Justice Kagan’s position may have another potent feature. She argues that the anti-corruption rationale must be evaluated with some reasonable reference to the conditions of contemporary campaign finance. Justice Kagan calls attention to how money is raised–“bundling” in particular–and how the existence of tight individual contribution limits like Arizona’s does not “eliminate the risk of corrupt dealing between candidates and donors.” Id. at 2842, n.11. She would likely find additional support for this argument in other features of contemporary campaign finance–the rise of “SuperPACs” and other forms of independent expenditure activity likely very different from what the Court in Buckley had imagined. Justice Kagan is pressing for a “real world” view in opposition to that of the Chief–the view, she reminds her readers, that the states themselves take on the basis of lived experience.
The Chief, for his part, will have none of it. He concludes in a brief note that Arizona’s problem has been rank bribery and that campaign finance controls like those under consideration cannot stop it. Id. at 2828-29. To make his point about the irrelevance of campaign finance to the issue of bribery, Chief Justice Roberts points to Arizona’s limits on contributions. As Justice Kagan points out, the Court has never held that a public financing scheme is constitutional only in the absence of contribution limits–that legislatures are limited to one set of prophylactic measures only. But just as the Roberts majority would limit the reach of pre-McConnell authority on the basis of post-McConnell analysis, so, too, does it appear unwilling to confront the practical reasons why even a low-limit state would remain concerned with candidate-donor corruption.

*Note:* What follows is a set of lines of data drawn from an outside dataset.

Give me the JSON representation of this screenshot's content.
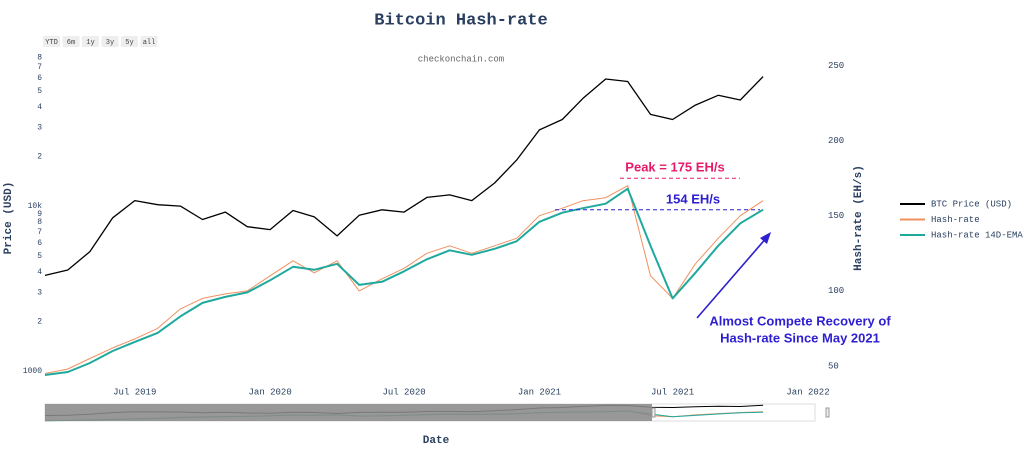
{
  "chart_data": {
    "type": "line",
    "title": "Bitcoin Hash-rate",
    "subtitle": "checkonchain.com",
    "range_buttons": [
      "YTD",
      "6m",
      "1y",
      "3y",
      "5y",
      "all"
    ],
    "x_label": "Date",
    "y_label": "Price (USD)",
    "y2_label": "Hash-rate (EH/s)",
    "ylog": true,
    "grid": false,
    "legend": "right",
    "x": [
      "2019-03",
      "2019-04",
      "2019-05",
      "2019-06",
      "2019-07",
      "2019-08",
      "2019-09",
      "2019-10",
      "2019-11",
      "2019-12",
      "2020-01",
      "2020-02",
      "2020-03",
      "2020-04",
      "2020-05",
      "2020-06",
      "2020-07",
      "2020-08",
      "2020-09",
      "2020-10",
      "2020-11",
      "2020-12",
      "2021-01",
      "2021-02",
      "2021-03",
      "2021-04",
      "2021-05",
      "2021-06",
      "2021-07",
      "2021-08",
      "2021-09",
      "2021-10",
      "2021-11"
    ],
    "series": [
      {
        "name": "BTC Price (USD)",
        "color": "#000000",
        "values": [
          3800,
          4100,
          5300,
          8500,
          10800,
          10200,
          10000,
          8300,
          9200,
          7500,
          7200,
          9400,
          8600,
          6600,
          8800,
          9500,
          9200,
          11300,
          11700,
          10800,
          13800,
          19000,
          29000,
          33500,
          45000,
          59000,
          57000,
          36000,
          33500,
          41000,
          47000,
          44000,
          61000
        ]
      },
      {
        "name": "Hash-rate",
        "color": "#f0905e",
        "axis": "y2",
        "values": [
          45,
          48,
          55,
          62,
          68,
          75,
          88,
          95,
          98,
          100,
          110,
          120,
          112,
          120,
          100,
          108,
          115,
          125,
          130,
          125,
          130,
          135,
          150,
          155,
          160,
          162,
          170,
          110,
          95,
          118,
          135,
          150,
          160
        ]
      },
      {
        "name": "Hash-rate 14D-EMA",
        "color": "#1fa99d",
        "axis": "y2",
        "values": [
          44,
          46,
          52,
          60,
          66,
          72,
          83,
          92,
          96,
          99,
          107,
          116,
          114,
          118,
          104,
          106,
          113,
          121,
          127,
          124,
          128,
          133,
          146,
          152,
          155,
          158,
          168,
          130,
          95,
          112,
          130,
          145,
          154
        ]
      }
    ],
    "xlim": [
      "2019-03",
      "2022-01"
    ],
    "xticks": [
      {
        "value": "2019-07",
        "label": "Jul 2019"
      },
      {
        "value": "2020-01",
        "label": "Jan 2020"
      },
      {
        "value": "2020-07",
        "label": "Jul 2020"
      },
      {
        "value": "2021-01",
        "label": "Jan 2021"
      },
      {
        "value": "2021-07",
        "label": "Jul 2021"
      },
      {
        "value": "2022-01",
        "label": "Jan 2022"
      }
    ],
    "ylim": [
      870,
      86000
    ],
    "yticks": [
      1000,
      {
        "value": 2000,
        "label": "2"
      },
      {
        "value": 3000,
        "label": "3"
      },
      {
        "value": 4000,
        "label": "4"
      },
      {
        "value": 5000,
        "label": "5"
      },
      {
        "value": 6000,
        "label": "6"
      },
      {
        "value": 7000,
        "label": "7"
      },
      {
        "value": 8000,
        "label": "8"
      },
      {
        "value": 9000,
        "label": "9"
      },
      {
        "value": 10000,
        "label": "10k"
      },
      {
        "value": 20000,
        "label": "2"
      },
      {
        "value": 30000,
        "label": "3"
      },
      {
        "value": 40000,
        "label": "4"
      },
      {
        "value": 50000,
        "label": "5"
      },
      {
        "value": 60000,
        "label": "6"
      },
      {
        "value": 70000,
        "label": "7"
      },
      {
        "value": 80000,
        "label": "8"
      }
    ],
    "y2lim": [
      40,
      259
    ],
    "y2ticks": [
      50,
      100,
      150,
      200,
      250
    ],
    "reference_lines": [
      {
        "axis": "y2",
        "value": 175,
        "label": "Peak = 175 EH/s",
        "color": "#e8196b"
      },
      {
        "axis": "y2",
        "value": 154,
        "label": "154 EH/s",
        "color": "#2d1fd1"
      }
    ],
    "annotation": {
      "lines": [
        "Almost Compete Recovery of",
        "Hash-rate Since May 2021"
      ],
      "color": "#2d1fd1"
    }
  }
}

Through this exchange between the Chief and the Court’s newest Justice, Bennett could mark a new phase in the contest over the proper jurisprudence to be applied to campaign finance controls. It may turn out that Justice Kagan is returning to basics, to the question of corruption, and asking whether the Roberts majority will leave enough of Buckley standing to empower the states to take any reasonably effective measures to address corrupt political practice and its appearance. To the Roberts’ majority’s tendency to construe each new case as one of overreaching in the presumed vein of the contested parts of McCain-Feingold, Justice Kagan seems to be saying, “enough is enough.” But she is saying it quite in her own way, and apart from the force of her exposition, she has brought new clarity to the true nature and import of the disagreement.